France has staged its annual Bastille Day parade, amid criticism at the presence of some African leaders.

Armies from former colonies celebrating 50 years of independence were invited to join the military parade.

A human rights group has said that some of the troops and leaders should instead be facing trial for war crimes.

Critics also said the move gave the false impression that France granted them independence, when many fought against French rule.

The government has strenuously denied the claims.

Heads of state and troops from Benin, Burkina Faso, Cameroon, Central African Republic, Congo-Brazzaville, Gabon, Mali, Mauritania, Niger, Senegal, Chad and Togo watched from the official stand.

Ivory Coast was represented by a government minister, but did not take part in the march-past.

The International Federation of Human Rights Leagues (FIDH), an umbrella group for human rights organisations around the world, wrote to President Sarkozy to say it was "seriously concerned that certain countries' delegations... may contain people responsible for grave human rights violations."

The letter added: "It would be no small paradox that during a celebration of the values of the Republic, these values should be flouted by the presence of torturers, dictators and other predators of human rights, and that instead of pursuing them, France honours them."

'International penury'

Danyel Dubreuil, of campaign group Survie, said he was concerned soldiers who had been part of the Cobra militia in the civil war in Congo-Brazzaville - in which thousands of civilians were killed - were taking part in the parade.

Image caption,
Bastille Day is a national holiday in France

A Gabonese activist, Marc Ona, compared African leaders at the parade to "colonial governors who find themselves together with chief colonialist Nicolas Sarkozy to celebrate keeping Africa in international penury".

However, Mr Sarkozy has strenuously denied being guilty of "colonial nostalgia", and said the African troops who attended the parade were a testament to the "strength of the ties" that united France and its former colonies.
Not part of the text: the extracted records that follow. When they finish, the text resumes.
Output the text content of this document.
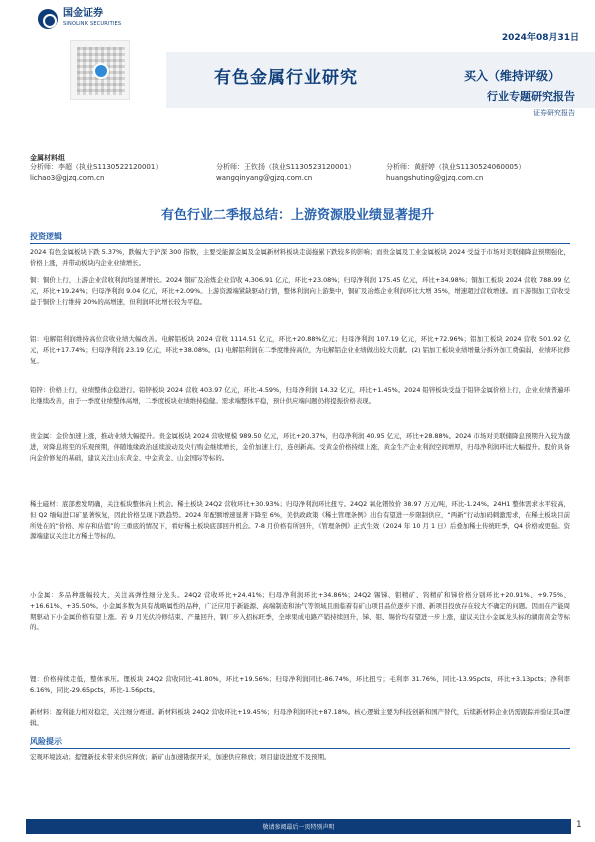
国金证券
SINOLINK SECURITIES
2024年08月31日
有色金属行业研究	买入（维持评级）
行业专题研究报告
证券研究报告
金属材料组
分析师：李超（执业S1130522120001）
lichao3@gjzq.com.cn
分析师：王钦扬（执业S1130523120001）
wangqinyang@gjzq.com.cn
分析师：黄舒婷（执业S1130524060005）
huangshuting@gjzq.com.cn
有色行业二季报总结：上游资源股业绩显著提升
投资逻辑
2024 有色金属板块下跌 5.37%，跌幅大于沪深 300 指数，主要受能源金属及金属新材料板块走弱拖累下跌较多的影响；而贵金属及工业金属板块 2024 受益于市场对美联储降息预期强化，价格上涨，并带动板块内企业业绩增长。
铜：铜价上行，上游企业营收利润均显著增长。2024 铜矿及冶炼企业营收 4,306.91 亿元，环比+23.08%；归母净利润 175.45 亿元，环比+34.98%；铜加工板块 2024 营收 788.99 亿元，环比+19.24%；归母净利润 9.04 亿元，环比+2.09%。上游资源端紧缺驱动行情，整体利润向上游集中，铜矿及冶炼企业利润环比大增 35%，增速超过营收增速。而下游铜加工营收受益于铜价上行维持 20%的高增速，但利润环比增长较为平稳。
铝：电解铝利润维持高位营收业绩大幅改善。电解铝板块 2024 营收 1114.51 亿元，环比+20.88%亿元；归母净利润 107.19 亿元，环比+72.96%；铝加工板块 2024 营收 501.92 亿元，环比+17.74%；归母净利润 23.19 亿元，环比+38.08%。(1) 电解铝利润在二季度维持高位，为电解铝企业业绩做出较大贡献。(2) 铝加工板块业绩增量分拆外加工费偏弱，业绩环比修复。
铅锌：价格上行，业绩整体企稳进行。铅锌板块 2024 营收 403.97 亿元，环比-4.59%，归母净利润 14.32 亿元，环比+1.45%。2024 铅锌板块受益于铅锌金属价格上行，企业业绩普遍环比继续改善，由于一季度业绩整体高增，二季度板块业绩维持稳健。需求端整体平稳，预计供应端问题仍将提振价格表现。
贵金属：金价加速上涨，推动业绩大幅提升。贵金属板块 2024 营收规模 989.50 亿元，环比+20.37%，归母净利润 40.95 亿元，环比+28.88%。2024 市场对美联储降息预期升入较为激进，对降息将至的乐观预期，伴随地缘政治延续波动及央行购金继续增长，金价加速上行，连创新高。受黄金价格持续上涨，黄金生产企业利润空间增厚，归母净利润环比大幅提升。股价具备向金价修复的基础，建议关注山东黄金、中金黄金、山金国际等标的。
稀土磁材：底部愈发明确，关注板块整体向上机会。稀土板块 24Q2 营收环比+30.93%；归母净利润环比扭亏。24Q2 氧化镨钕价 38.97 万元/吨，环比-1.24%。24H1 整体需求水平较高，但 Q2 缅甸进口矿显著恢复，因此价格呈现下跌趋势。2024 年配额增速显著下降至 6%，美供政政策《稀土管理条例》出台有望进一步限制供应，“两新”行动加码刺激需求，在稀土板块目前所处在的“价格、库存和估值”的三重底的情况下，看好稀土板块底部回升机会。7-8 月价格有所回升，《管理条例》正式生效（2024 年 10 月 1 日）后叠加稀土传统旺季，Q4 价格或更强。资源端建议关注北方稀土等标的。
小金属：多品种涨幅较大，关注高弹性细分龙头。24Q2 营收环比+24.41%；归母净利润环比+34.86%；24Q2 锡锑、钼精矿、钨精矿和锑价格分别环比+20.91%、+9.75%、+16.61%、+35.50%。小金属多数为具有战略属性的品种，广泛应用于新能源、高端制造和油气等领域且面临着有矿山项目品位逐步下滑、新项目投放存在较大不确定的问题。因而在产能周期驱动下小金属价格有望上涨。若 9 月光伏冷修结束、产量回升，钢厂步入招标旺季，全球果成电路产销持续回升，锑、钼、锡价均有望进一步上涨，建议关注小金属龙头标的湖南黄金等标的。
锂：价格持续走低，整体承压。锂板块 24Q2 营收同比-41.80%，环比+19.56%；归母净利润同比-86.74%，环比扭亏；毛利率 31.76%，同比-13.95pcts，环比+3.13pcts；净利率 6.16%，同比-29.65pcts，环比-1.56pcts。
新材料：盈利能力相对稳定，关注细分赛道。新材料板块 24Q2 营收环比+19.45%；归母净利润环比+87.18%。核心逻辑主要为科技创新和国产替代，后续新材料企业仍需跟踪并验证其α逻辑。
风险提示
宏观环境波动；提锂新技术带来供应释放；新矿山加速勘探开采，加速供应释放；项目建设进度不及预期。
敬请参阅最后一页特别声明	1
Defence Minister Herve Morin told France Info radio that France had no indication that war criminals were present among the African units.
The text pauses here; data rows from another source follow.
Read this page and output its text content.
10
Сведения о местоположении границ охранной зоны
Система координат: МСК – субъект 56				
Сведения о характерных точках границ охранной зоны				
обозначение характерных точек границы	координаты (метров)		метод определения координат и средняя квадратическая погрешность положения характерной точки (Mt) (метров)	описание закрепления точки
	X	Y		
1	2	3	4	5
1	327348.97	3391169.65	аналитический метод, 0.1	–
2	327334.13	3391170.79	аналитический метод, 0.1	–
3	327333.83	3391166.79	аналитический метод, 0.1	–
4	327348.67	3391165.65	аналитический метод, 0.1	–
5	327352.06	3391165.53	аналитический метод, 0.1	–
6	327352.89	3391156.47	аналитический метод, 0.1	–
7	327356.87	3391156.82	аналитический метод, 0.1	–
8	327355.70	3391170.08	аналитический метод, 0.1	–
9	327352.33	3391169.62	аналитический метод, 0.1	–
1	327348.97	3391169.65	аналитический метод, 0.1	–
"These are countries with whom we have relations, partnerships. I don't see the sense in putting ourselves on trial over these questions," he said.

The storming of the Bastille in 1789 is viewed symbolically as the birth of the modern French republic.

In recent times, it has become customary to invite foreign units to march in the parade - in 2004, British troops led the parade to mark the centenary of the Entente Cordiale.